La soluzione a questo pericolo è chiara: un esame personale umile ed esigente e una comprensione piena di carità verso gli altri. Così san Josemaría spiegava l’atteggiamento che Gesù ci chiede: “Ciascuno di noi ha il suo temperamento, i suoi gusti personali, il suo carattere – un caratteraccio, a volte –, i suoi difetti. Ognuno ha anche i lati piacevoli della sua personalità, e per questo – e per molte altre ragioni – gli si può voler bene. La convivenza è possibile quando tutti si sforzano di correggere i propri difetti e cercano di passar sopra alle manchevolezze degli altri; quando cioè vi è amore, che supera e annulla tutto quanto potrebbe falsamente sembrare motivo di separazione e di divergenza.

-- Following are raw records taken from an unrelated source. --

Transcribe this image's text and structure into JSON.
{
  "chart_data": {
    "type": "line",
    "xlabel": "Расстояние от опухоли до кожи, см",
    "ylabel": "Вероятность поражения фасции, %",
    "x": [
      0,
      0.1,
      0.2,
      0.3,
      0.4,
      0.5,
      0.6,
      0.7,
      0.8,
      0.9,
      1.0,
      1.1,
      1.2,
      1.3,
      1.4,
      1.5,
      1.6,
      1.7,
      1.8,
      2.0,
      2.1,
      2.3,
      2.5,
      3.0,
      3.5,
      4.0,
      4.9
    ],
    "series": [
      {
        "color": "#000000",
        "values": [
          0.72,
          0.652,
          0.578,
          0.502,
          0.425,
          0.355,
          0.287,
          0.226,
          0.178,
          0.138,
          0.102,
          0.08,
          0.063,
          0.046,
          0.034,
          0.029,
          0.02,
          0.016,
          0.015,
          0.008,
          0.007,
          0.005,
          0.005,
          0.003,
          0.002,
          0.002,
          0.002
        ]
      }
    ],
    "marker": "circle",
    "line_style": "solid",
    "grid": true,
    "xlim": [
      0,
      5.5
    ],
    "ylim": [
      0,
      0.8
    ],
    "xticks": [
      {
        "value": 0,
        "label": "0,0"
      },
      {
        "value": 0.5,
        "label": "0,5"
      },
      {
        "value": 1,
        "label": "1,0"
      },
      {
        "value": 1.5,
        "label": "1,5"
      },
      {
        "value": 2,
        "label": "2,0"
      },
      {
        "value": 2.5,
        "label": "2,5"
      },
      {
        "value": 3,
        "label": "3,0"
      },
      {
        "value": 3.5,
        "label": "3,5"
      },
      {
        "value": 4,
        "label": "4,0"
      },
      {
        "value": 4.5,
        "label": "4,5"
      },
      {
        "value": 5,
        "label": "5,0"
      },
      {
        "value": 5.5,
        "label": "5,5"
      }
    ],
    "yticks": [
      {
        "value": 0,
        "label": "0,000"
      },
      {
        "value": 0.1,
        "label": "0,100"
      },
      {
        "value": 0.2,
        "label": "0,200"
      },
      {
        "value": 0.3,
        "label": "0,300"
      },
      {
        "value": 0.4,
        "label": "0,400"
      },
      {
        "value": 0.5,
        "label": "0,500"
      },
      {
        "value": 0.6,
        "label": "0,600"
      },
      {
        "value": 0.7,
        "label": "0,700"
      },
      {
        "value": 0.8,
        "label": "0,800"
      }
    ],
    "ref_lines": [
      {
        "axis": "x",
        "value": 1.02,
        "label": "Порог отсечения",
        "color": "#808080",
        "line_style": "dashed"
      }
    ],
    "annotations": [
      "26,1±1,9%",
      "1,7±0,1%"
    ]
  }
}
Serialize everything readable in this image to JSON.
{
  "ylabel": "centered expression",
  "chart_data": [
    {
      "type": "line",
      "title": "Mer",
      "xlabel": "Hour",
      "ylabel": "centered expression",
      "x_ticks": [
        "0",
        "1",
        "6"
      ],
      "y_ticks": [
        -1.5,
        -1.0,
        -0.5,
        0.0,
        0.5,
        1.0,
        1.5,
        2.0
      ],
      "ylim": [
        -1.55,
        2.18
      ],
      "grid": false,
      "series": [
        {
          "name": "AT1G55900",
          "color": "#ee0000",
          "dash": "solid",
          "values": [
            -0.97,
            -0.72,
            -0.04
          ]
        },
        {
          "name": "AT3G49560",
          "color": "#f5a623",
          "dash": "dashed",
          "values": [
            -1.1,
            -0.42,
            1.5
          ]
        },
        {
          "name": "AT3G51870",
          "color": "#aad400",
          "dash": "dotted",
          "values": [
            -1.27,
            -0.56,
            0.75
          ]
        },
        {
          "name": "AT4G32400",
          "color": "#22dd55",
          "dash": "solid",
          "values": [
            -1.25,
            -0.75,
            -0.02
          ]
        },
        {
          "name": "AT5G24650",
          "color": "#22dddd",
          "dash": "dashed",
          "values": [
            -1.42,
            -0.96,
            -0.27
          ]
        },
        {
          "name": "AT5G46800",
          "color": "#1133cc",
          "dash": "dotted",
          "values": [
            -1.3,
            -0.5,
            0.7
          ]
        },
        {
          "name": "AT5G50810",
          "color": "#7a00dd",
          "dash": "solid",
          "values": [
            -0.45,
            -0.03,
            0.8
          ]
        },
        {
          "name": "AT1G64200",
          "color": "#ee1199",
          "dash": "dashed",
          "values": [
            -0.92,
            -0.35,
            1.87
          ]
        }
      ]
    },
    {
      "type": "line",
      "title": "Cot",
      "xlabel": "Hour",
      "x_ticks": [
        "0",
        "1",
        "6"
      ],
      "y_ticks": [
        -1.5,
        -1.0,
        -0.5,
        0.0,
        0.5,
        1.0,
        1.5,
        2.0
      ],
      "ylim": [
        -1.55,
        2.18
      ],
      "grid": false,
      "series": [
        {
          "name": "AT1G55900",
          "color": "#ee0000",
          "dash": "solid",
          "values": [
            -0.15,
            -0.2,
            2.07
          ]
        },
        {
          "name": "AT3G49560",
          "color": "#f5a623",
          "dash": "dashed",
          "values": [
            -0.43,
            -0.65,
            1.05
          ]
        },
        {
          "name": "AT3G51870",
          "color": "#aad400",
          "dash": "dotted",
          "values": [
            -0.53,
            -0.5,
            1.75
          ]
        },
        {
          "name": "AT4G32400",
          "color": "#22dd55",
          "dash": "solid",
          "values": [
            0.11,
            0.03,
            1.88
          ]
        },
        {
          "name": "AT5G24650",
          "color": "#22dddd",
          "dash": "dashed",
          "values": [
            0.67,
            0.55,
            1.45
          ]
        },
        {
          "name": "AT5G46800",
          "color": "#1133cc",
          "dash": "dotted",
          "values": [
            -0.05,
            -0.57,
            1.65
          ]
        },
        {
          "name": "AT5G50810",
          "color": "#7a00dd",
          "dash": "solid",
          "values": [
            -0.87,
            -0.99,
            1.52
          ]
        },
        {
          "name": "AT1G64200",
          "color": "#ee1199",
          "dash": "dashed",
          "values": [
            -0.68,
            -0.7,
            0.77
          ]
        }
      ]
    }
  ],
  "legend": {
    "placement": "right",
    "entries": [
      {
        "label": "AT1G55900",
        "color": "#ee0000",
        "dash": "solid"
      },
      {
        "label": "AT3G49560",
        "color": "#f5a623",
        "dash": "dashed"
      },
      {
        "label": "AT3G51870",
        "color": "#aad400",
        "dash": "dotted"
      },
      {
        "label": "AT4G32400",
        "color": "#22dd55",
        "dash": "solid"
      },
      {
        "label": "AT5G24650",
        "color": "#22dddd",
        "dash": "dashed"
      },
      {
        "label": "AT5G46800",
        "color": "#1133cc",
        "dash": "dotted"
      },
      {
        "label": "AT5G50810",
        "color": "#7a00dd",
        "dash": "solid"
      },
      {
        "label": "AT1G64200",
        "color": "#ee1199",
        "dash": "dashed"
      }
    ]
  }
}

Se invece si drammatizzano i piccoli contrasti e ci si comincia a rinfacciare mutuamente i difetti e gli sbagli, la pace è finita e si corre il pericolo di far morire l’affetto”.

L’apostolo san Giovanni, spiega che Gesù ci chiede di amarci “non a parole né con la lingua, ma coi fatti e nella verità” (1 Gv 3, 18). Può essere facile denunciare i difetti altrui; è più difficile, ma molto più efficace, invitare gli altri a correggersi mediante l’esempio e la testimonianza della nostra lotta personale. Forse per questo Gesù in questo vangelo fa anche osservare che gli alberi si conoscono dai loro frutti. E non c’è un albero buono che dia cattivo frutto né viceversa. Gesù ci incoraggia ad avere un cuore come il suo, che mette in evidenza con le opere la sua immensa carità. Come spiega Papa Francesco, “si riconosce se uno è un vero cristiano, come dai frutti si riconosce l’albero”. In unione con Gesù, “tutta la nostra persona viene trasformata dalla grazia dello Spirito: anima, intelligenza, volontà, affetti, e anche il corpo, perché noi siamo unità di spirito e corpo. Riceviamo un nuovo modo di essere, la vita di Cristo diventa nostra: possiamo pensare come Lui, agire come Lui, vedere il mondo e le cose con gli occhi di Gesù”. Allora ci sarà facile essere umili e comprensivi, aiutare gli altri a migliorare e impegnarci veramente con carità nelle opere.